La Gazette

des Comores

Système bancaire Des banques qui ne prêtent pas !

Système bancaire  Des banques qui ne prêtent pas ! © : HZK-LGDC

Des grosses sommes d’argent amassées et thésaurisées dans les banques alors que des entreprises manquent de crédit. C’est en tout cas le constat que l’on fait en lisant le bulletin du dernier trimestre de l’année 2023 de la Banque centrale des Comores. Une diminution sensible en effet a été constatée sur les prêts bancaires auprès des clients et les entreprises en particulier alors que les banques sont paradoxalement en surliquidité.


« L’activité bancaire a été marquée par une augmentation de 8,2% de la masse bilancielle des établissements de crédits, un accroissement de 5,1% des dépôts de la clientèle, un repli de 3,3% des crédits et une augmentation de 11% de la trésorerie nette » lit-on dans le bulletin trimestriel dans la section dédiée aux activités bancaires dans le pays. En lisant ces chiffres l’on déduit déjà le bon état financier des banques mais aussi les problèmes que rencontrent les clients en quête de prêt. Le constat est simple et sans appel, les banques de la place rechignent à prêter.

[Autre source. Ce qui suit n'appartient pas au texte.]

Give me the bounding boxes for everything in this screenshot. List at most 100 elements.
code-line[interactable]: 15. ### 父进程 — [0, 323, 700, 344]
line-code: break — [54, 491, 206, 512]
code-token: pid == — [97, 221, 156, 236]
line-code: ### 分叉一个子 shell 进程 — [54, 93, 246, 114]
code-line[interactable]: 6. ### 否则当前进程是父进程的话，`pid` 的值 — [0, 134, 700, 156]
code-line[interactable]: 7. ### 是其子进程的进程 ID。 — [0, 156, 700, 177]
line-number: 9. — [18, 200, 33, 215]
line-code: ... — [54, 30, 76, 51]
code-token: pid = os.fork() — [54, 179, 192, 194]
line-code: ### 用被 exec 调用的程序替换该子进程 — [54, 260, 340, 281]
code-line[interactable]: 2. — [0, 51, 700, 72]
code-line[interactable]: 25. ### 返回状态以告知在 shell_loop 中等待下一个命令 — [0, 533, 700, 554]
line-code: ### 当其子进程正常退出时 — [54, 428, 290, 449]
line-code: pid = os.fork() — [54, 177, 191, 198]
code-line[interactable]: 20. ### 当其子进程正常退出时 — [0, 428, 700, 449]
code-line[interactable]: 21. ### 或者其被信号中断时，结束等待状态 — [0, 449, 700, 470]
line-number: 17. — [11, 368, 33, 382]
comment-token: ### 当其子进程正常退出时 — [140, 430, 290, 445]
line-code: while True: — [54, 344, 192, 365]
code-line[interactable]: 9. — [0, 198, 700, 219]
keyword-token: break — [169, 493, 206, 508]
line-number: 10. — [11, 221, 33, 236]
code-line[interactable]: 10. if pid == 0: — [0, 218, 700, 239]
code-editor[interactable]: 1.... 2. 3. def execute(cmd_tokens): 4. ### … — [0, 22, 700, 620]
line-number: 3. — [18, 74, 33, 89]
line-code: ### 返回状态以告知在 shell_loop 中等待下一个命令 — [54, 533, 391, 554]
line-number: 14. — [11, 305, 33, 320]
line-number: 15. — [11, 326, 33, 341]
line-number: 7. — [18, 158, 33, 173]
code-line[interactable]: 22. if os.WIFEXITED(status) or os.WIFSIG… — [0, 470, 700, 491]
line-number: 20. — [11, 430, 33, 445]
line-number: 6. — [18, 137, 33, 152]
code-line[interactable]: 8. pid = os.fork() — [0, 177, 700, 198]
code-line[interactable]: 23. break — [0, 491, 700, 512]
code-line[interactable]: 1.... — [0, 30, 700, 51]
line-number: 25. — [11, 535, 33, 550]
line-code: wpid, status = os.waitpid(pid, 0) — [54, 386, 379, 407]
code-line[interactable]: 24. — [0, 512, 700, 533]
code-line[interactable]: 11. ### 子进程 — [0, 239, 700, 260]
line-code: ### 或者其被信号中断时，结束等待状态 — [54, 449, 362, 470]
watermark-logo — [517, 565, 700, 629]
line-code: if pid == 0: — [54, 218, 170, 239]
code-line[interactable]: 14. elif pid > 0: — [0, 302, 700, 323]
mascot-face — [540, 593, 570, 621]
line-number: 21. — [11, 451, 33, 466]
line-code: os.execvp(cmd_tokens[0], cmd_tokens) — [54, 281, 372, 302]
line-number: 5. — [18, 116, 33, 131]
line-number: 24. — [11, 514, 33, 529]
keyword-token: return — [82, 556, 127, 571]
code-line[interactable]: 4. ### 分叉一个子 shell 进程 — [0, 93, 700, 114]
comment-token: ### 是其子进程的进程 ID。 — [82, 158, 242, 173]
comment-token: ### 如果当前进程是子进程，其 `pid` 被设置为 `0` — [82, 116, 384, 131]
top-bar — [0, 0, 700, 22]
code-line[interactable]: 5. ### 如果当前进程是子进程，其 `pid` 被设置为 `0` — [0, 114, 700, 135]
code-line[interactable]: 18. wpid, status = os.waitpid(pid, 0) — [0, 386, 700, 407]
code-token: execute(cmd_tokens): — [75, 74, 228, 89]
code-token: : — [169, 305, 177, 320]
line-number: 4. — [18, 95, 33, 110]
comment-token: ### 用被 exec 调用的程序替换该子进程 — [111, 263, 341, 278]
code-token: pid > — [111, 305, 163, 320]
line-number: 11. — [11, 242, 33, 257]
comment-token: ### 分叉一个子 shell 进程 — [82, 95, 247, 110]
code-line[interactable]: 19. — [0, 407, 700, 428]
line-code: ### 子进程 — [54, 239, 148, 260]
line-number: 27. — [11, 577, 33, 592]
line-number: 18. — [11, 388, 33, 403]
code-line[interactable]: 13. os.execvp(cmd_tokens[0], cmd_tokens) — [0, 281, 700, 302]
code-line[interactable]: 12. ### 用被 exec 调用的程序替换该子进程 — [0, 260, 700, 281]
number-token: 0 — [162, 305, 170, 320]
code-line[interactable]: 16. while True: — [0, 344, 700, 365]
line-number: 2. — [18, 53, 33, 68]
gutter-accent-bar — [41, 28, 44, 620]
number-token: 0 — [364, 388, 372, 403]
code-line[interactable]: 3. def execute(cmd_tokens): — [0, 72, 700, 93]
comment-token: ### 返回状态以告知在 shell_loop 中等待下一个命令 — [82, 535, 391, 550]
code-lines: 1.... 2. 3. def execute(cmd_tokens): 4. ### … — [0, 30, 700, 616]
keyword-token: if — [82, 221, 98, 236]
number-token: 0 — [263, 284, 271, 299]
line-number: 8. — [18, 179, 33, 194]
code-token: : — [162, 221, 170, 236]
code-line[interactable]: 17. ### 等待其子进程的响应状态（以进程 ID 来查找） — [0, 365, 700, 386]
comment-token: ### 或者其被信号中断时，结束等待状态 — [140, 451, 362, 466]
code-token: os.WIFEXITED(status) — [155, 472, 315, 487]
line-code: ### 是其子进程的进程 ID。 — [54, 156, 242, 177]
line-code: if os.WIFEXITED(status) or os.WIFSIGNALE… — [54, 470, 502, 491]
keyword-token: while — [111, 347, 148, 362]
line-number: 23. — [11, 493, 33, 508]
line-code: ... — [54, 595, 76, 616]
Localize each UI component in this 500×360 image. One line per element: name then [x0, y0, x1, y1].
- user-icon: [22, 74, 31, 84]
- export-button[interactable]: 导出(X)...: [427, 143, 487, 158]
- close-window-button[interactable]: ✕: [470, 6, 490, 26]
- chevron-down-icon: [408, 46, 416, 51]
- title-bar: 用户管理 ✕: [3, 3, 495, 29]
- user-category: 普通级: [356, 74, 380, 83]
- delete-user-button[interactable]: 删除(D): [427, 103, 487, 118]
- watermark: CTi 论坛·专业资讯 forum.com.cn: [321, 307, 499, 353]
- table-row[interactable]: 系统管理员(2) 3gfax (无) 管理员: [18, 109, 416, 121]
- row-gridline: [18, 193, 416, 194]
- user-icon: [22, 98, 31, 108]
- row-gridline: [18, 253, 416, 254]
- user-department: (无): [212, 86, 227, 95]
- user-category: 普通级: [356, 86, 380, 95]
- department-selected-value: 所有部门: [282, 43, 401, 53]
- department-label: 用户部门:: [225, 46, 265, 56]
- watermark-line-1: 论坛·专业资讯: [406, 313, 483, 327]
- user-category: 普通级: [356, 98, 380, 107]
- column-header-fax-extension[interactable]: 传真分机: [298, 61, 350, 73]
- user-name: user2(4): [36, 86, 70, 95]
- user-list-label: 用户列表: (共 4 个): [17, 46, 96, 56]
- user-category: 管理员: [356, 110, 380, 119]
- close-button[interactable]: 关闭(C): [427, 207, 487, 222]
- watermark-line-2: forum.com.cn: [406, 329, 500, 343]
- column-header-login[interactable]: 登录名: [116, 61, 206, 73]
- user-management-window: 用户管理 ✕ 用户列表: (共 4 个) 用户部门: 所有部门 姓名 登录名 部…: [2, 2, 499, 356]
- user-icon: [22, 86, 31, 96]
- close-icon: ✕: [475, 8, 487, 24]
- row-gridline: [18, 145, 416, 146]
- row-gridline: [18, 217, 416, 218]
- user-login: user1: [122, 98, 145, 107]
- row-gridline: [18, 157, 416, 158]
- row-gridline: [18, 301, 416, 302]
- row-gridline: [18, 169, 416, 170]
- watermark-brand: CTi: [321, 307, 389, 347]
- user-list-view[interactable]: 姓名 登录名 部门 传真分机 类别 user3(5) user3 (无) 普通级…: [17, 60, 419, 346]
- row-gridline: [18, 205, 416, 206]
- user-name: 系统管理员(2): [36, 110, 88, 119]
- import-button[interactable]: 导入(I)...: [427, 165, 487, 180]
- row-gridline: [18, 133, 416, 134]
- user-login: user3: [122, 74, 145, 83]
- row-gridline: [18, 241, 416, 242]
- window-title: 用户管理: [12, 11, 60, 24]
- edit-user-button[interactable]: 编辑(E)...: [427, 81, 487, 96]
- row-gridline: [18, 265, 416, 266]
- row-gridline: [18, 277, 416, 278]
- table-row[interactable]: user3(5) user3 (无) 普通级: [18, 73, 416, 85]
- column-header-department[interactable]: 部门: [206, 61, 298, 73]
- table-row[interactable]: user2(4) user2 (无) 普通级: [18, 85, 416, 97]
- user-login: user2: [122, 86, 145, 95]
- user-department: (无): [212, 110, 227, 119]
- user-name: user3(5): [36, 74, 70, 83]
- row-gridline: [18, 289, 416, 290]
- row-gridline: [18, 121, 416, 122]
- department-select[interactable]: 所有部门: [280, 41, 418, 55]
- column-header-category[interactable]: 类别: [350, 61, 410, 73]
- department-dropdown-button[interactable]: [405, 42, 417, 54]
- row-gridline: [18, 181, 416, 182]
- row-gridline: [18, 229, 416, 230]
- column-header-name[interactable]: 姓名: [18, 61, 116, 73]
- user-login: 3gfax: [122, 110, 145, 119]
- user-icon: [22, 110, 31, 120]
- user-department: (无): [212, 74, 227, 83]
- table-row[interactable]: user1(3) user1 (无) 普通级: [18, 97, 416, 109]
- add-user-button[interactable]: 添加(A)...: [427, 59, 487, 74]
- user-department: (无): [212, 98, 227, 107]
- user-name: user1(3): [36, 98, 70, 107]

Au dernier trimestre de l’année dernière, les crédits octroyés par le système bancaire étaient de l’ordre de 126,4 milliards. Une situation que la BCC explique par une diminution des prêts consentis auprès des entreprises publiques. « Cette évolution est principalement liée à la baisse des crédits accordés aux entreprises publiques sur la période. En effet, le financement bancaire destiné aux entreprises publiques a baissé de 21,4% au dernier trimestre pour se situer à 13,9 milliards FC après 17,7 milliards FC trois mois auparavant en raison de la forte diminution des créances commerciales à ces entreprises » explique la BCC.

Ce même constat on le retrouve sur les crédits aux particuliers qui ont connu une légère grippe au quatrième trimestre. « De même, les crédits aux particuliers ont baissé (-3,1%) passant de 79,3 milliards FC fin septembre 2023 à 76,9 milliards FC trois mois après, reflétant la baisse des crédits à court terme qui leur sont destinés », tente de justifier les analystes de la banque des banques. Les entreprises privées sont les seules à avoir connu une augmentation dans cette même période. Selon la BCC « Les crédits aux entreprises privées ont augmenté de 7,6% pour s’établir à 28,1 milliards FC à fin décembre contre 26,2 milliards FC à fin septembre sous l’effet d’une augmentation de leurs crédits commerciaux et de leurs crédits à court et moyen terme ». Dans l’écosystème global, les crédits consentis par les banques sont dominés par ces deux secteurs de l’économie, car « en termes de structure, les crédits à la clientèle restent dominés par ceux aux particuliers et aux entreprises privées ».

Autre indication, c’est le changement de périodicité. Autrefois « dominés par les crédits à court terme » le dernier trimestre 2023 « les crédits injectés par le système bancaire sont dominés par ceux à moyen terme. Cette situation a été tirée de la forte progression des crédits à moyen terme accordés aux entreprises privées sur la période. » Ainsi, de 51,4 milliards FC en septembre, les crédits à court terme ont connu un sérieux recul (24,3%) pour s’établir à 38,9 milliards en décembre 2023. Même constat pour les crédits à long terme qui ont connu une petite baisse de 800 millions FC. « Les crédits à long terme ont légèrement baissé (-2,6%) pour se situer à 29,2 milliards FC contre 30 milliards FC à fin septembre », note le rapport. Dans le même temps, les crédits à moyen terme ont presque doublés, passant de 27,5 milliards FC à fin septembre à 41,3 milliards FC trois mois après, soit un accroissement de 49,9%, nous fait dire la BCC. Quant aux créances douteuses souvent citées pour justifier la réticence des banques à prêter, elles ont connu une légère amélioration à en croire les chiffres. « La qualité du portefeuille s’est améliorée au dernier trimestre 2023 faisant passer le taux de créances douteuses de 14,9% à fin septembre à 12,2% à fin décembre. Ce résultat est porté par le repli des crédits douteux qui sont passés de 19,4 milliards FC à 15,5 milliards FC sur la période (-20,5%) ».